5. Ces agissements constituent des manquements à l’obligation de confraternité et à l’interdiction du détournement ou de tentative de détournement de patientèle. Il résulte de ce qui précède que c’est à tort que, par la décision attaquée, la chambre disciplinaire de première instance d’Aquitaine de l’ordre des médecins a rejeté la plainte formée par le Dr B. Par suite, il y a lieu d’annuler cette décision.
6. Les manquements rappelés au point 4 constituent des fautes à raison desquelles il y a lieu d’infliger la sanction du blâme au Dr A.
7. Les dispositions du I de l’article 75 de la loi du 10 juillet 1991 relative à l’aide juridique font obstacle à ce qu’une somme soit mise sur leur fondement à la charge du Dr B qui n’est pas la partie perdante dans la présente instance. Il n’y a pas lieu, dans les circonstances de l’espèce, de faire droit aux conclusions présentées sur le fondement de ces dispositions par le Dr B.
PAR CES MOTIFS, D E C I D E :
Article 1er : La décision du 28 février 2017 de la chambre disciplinaire de première instance d’Aquitaine de l’ordre des médecins est annulée.
Article 2 : La sanction du blâme est infligée au Dr A.
Article 3 : Le surplus des conclusions des parties est rejeté.
3
CHAMBRE DISCIPLINAIRE NATIONALE DE L’ORDRE DES MEDECINS […] – […]

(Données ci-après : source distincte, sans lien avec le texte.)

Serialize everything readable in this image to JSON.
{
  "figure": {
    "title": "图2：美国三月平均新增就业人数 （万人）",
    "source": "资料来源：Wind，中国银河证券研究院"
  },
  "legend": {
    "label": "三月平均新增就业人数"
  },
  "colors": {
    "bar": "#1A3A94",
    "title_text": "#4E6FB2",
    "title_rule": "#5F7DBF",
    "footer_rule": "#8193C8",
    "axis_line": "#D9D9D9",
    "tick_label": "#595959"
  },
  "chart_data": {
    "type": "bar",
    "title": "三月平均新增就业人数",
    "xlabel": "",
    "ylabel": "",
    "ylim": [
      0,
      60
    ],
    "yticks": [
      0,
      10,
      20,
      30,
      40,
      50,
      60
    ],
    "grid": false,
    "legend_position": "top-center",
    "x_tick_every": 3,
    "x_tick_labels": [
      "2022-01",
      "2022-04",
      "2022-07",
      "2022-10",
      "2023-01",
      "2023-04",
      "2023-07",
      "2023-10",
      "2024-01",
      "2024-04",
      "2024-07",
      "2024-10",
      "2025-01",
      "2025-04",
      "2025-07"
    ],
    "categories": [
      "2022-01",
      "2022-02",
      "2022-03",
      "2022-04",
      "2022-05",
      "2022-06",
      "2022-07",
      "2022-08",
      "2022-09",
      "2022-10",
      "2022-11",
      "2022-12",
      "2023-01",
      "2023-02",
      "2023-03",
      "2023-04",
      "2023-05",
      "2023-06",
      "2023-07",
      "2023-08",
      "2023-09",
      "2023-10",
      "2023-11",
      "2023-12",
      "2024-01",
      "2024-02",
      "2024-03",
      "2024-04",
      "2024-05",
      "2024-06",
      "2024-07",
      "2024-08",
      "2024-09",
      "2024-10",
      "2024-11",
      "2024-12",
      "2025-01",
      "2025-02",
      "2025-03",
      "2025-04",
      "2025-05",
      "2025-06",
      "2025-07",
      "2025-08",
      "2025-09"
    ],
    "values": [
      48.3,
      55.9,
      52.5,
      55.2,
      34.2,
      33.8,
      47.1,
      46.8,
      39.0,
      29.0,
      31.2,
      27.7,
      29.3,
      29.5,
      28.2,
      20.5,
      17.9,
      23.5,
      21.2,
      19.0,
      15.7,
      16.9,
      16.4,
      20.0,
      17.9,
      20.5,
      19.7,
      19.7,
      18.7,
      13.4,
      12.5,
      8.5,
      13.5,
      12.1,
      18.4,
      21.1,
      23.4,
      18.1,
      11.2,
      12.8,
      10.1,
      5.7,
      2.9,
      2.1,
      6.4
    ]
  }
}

Article 4 : La présente décision sera notifiée au Dr A, au Dr B, au conseil départemental de la Dordogne de l’ordre des médecins, à la chambre disciplinaire de première instance de Nouvelle-Aquitaine de l’ordre des médecins, au directeur général de l’agence régionale de santé de Nouvelle-Aquitaine, au procureur de la République près le tribunal judiciaire de Périgueux, au conseil national de l’ordre des médecins et au ministre chargé de la santé.
Ainsi fait et délibéré par : Mme Y Z, présidente ; Mmes les Drs Masson, Parrenin, MM. les Drs Bouvard, Ducrohet, Munier, Wilmet, membres.
La conseillère d’Etat, présidente la chambre disciplinaire nationale de l’ordre des médecins
X Y Z
Le greffier en chef
François-Patrice Battais
La République mande et ordonne au ministre chargé de la santé en ce qui le concerne, ou à tous huissiers de justice à ce requis en ce qui concerne les voies de droit commun contre les parties privées, de pourvoir à l’exécution de la présente décision.